Technologies such as wheelchairs and prostheses have evolved significantly since the early Paralympic Games. Wheelchairs offer an excellent example to chart the types of technological changes that have occurred over time. At the first Summer Games, held in Rome in 1960, all eight sports were wheelchair-based. Some of those chairs weighted almost 43 kilograms. At the Gold Coast 2018 Commonwealth Games, Australia’s Paralympian, Kurt Fearnley’s wheelchair in the 1500m and marathon events weighed closer to 6 kilograms.
Chair weight alone is not the only development that has occurred. Wheelchairs have become custom-made for different sports: an extra wheel on chairs designed for wheelchair basketball and wheelchair tennis helps prevent backward flips; reinforced bumper guards assist in wheelchair rugby; and specially designed, light, aerodynamic racing chairs are used in track events. And it’s not just chairs. Developments in energy-storing prosthetic feet improve gait efficiency and speed. And at the Winter Games, visually impaired athletes in the biathlon use optronic rifles.

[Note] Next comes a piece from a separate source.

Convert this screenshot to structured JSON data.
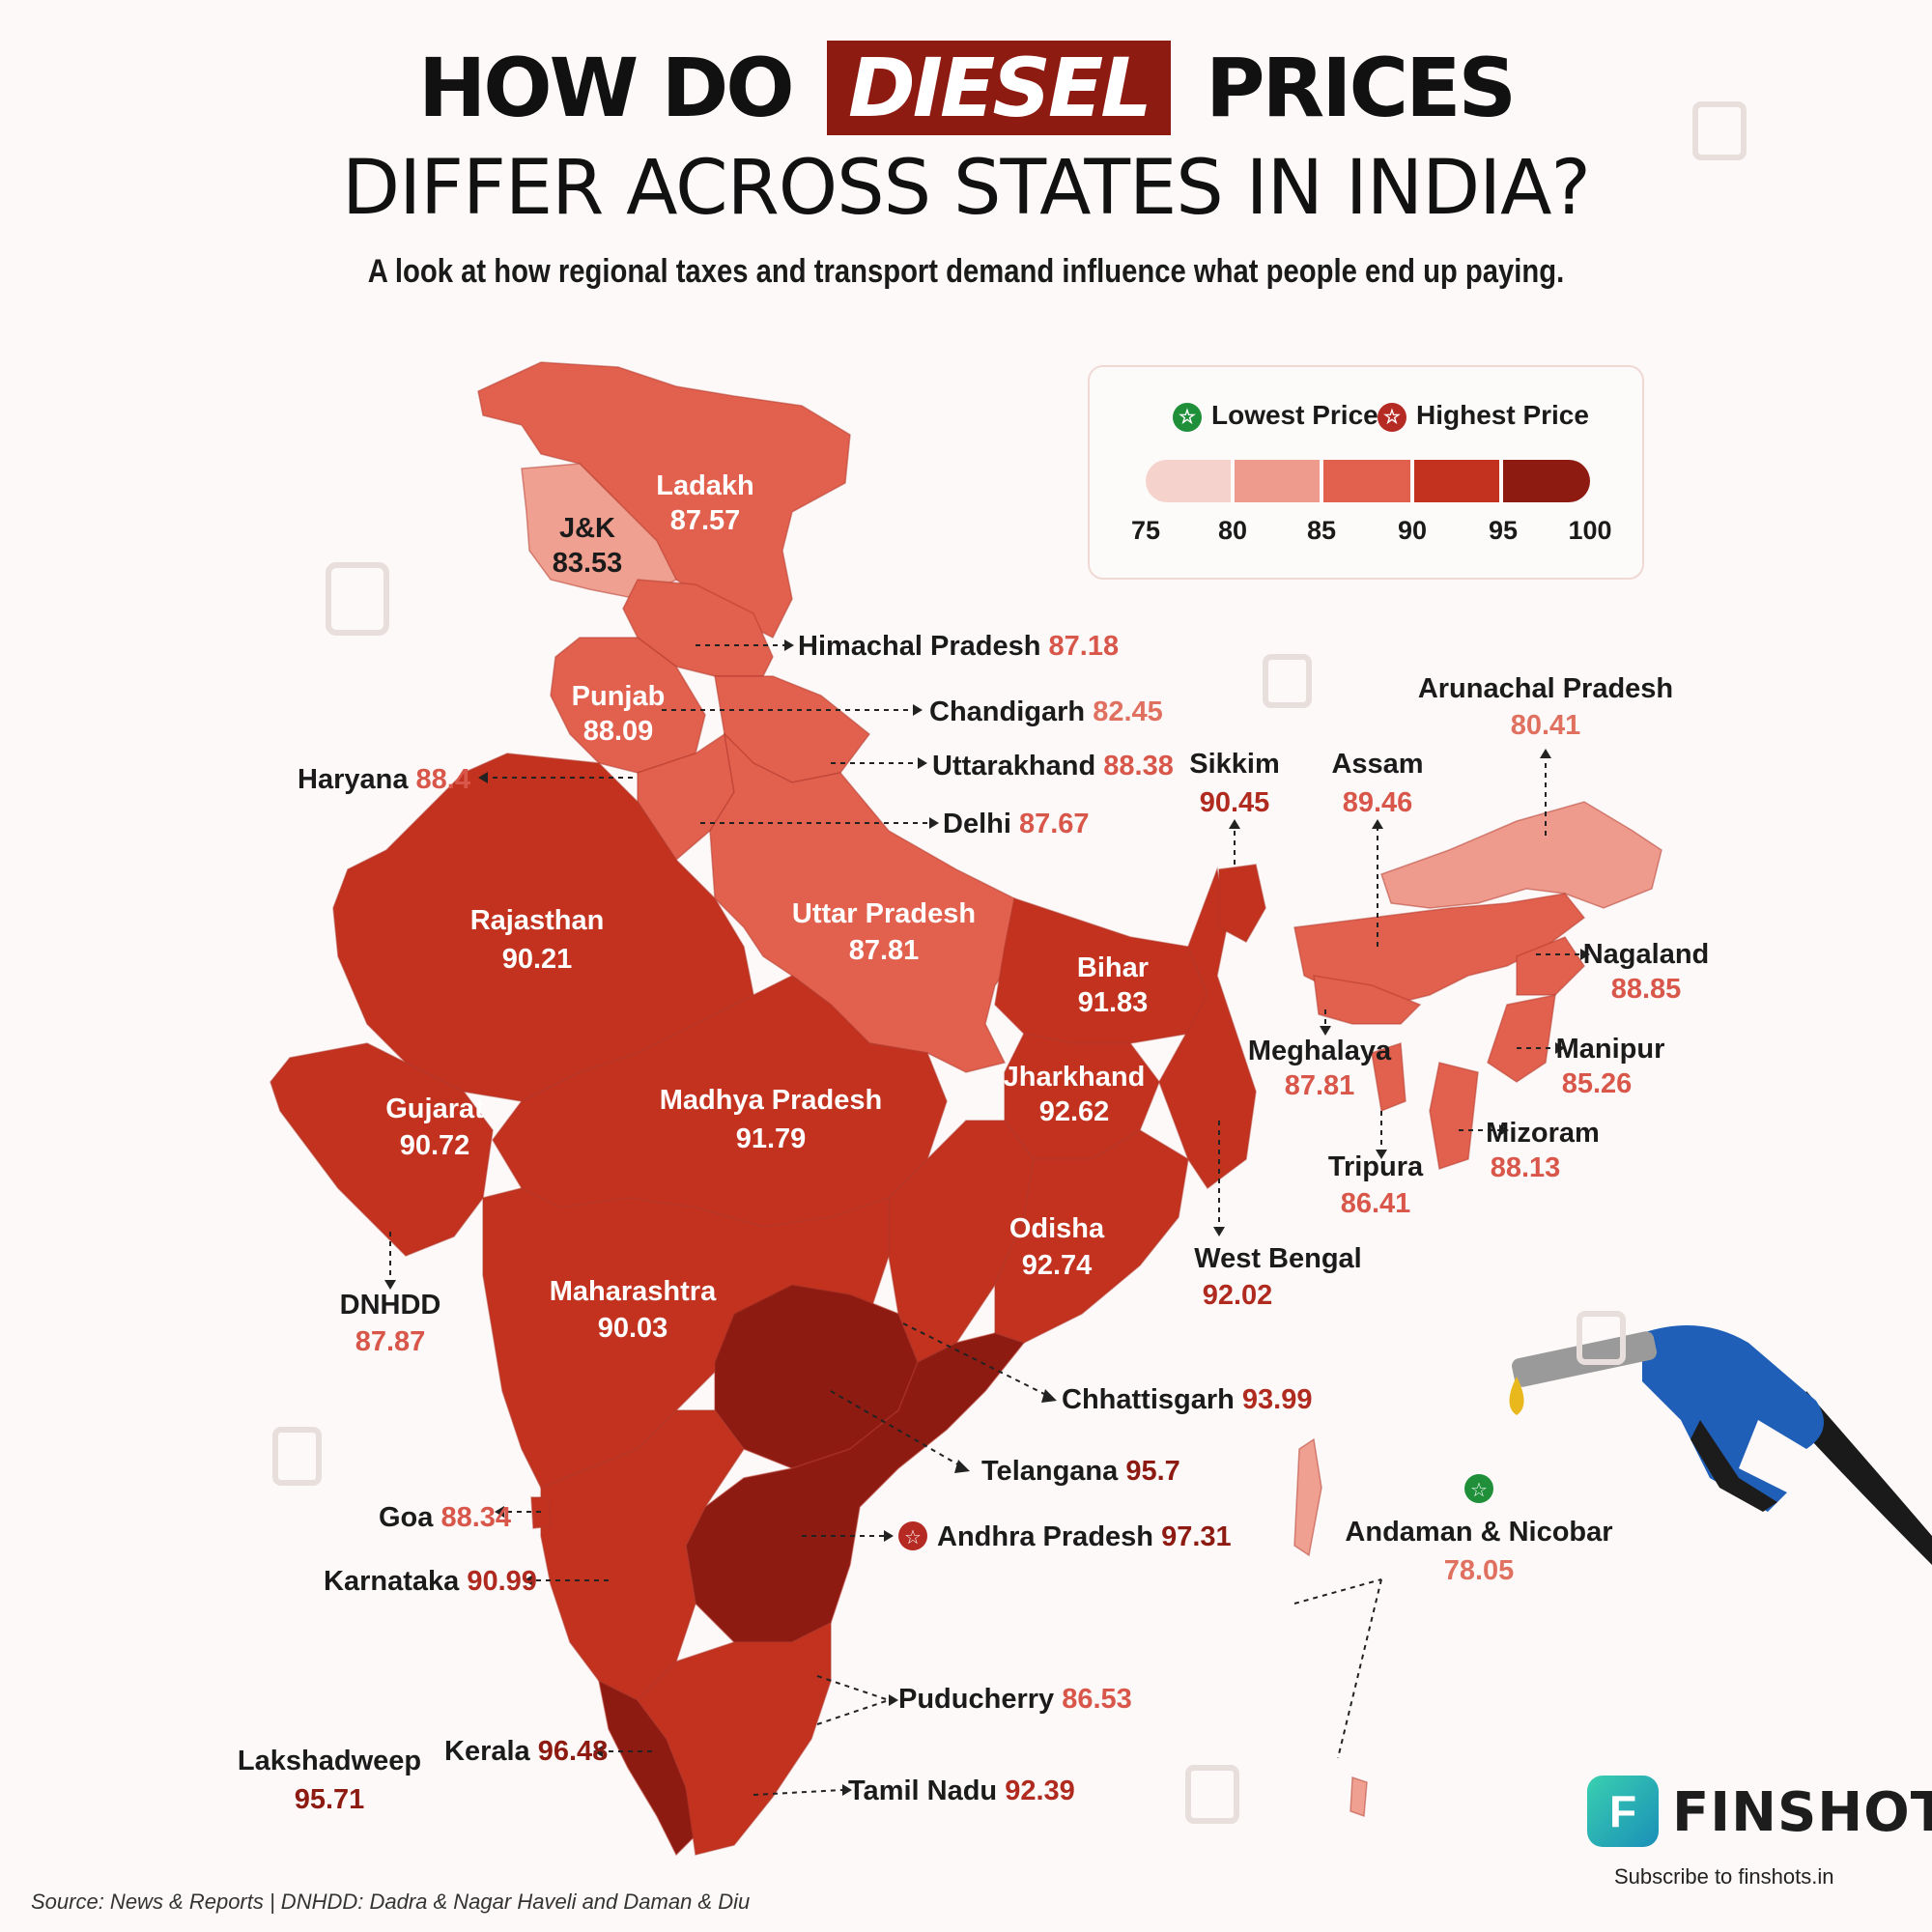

Sporting technology has advanced with three key aims, as summarised by Professor David Howe of Loughborough University – to improve performances, to increase the comfort for athletes, and to help improve efficiency and movement.
The International Paralympic Committee (IPC) is guided by four fundamental principles in overseeing the use of technologies by athletes: safety, fairness, universality and physical prowess. The principles of fairness and universality relate to issues of equity. Specifically, they relate to concerns that an athlete or group of athletes is not unfairly advantaged by access to expensive, cutting-edge technologies that are unavailable to others. Concerns around physical prowess centre on ensuring that technologies aid performance – are vital for performance – as opposed to being performance enhancing.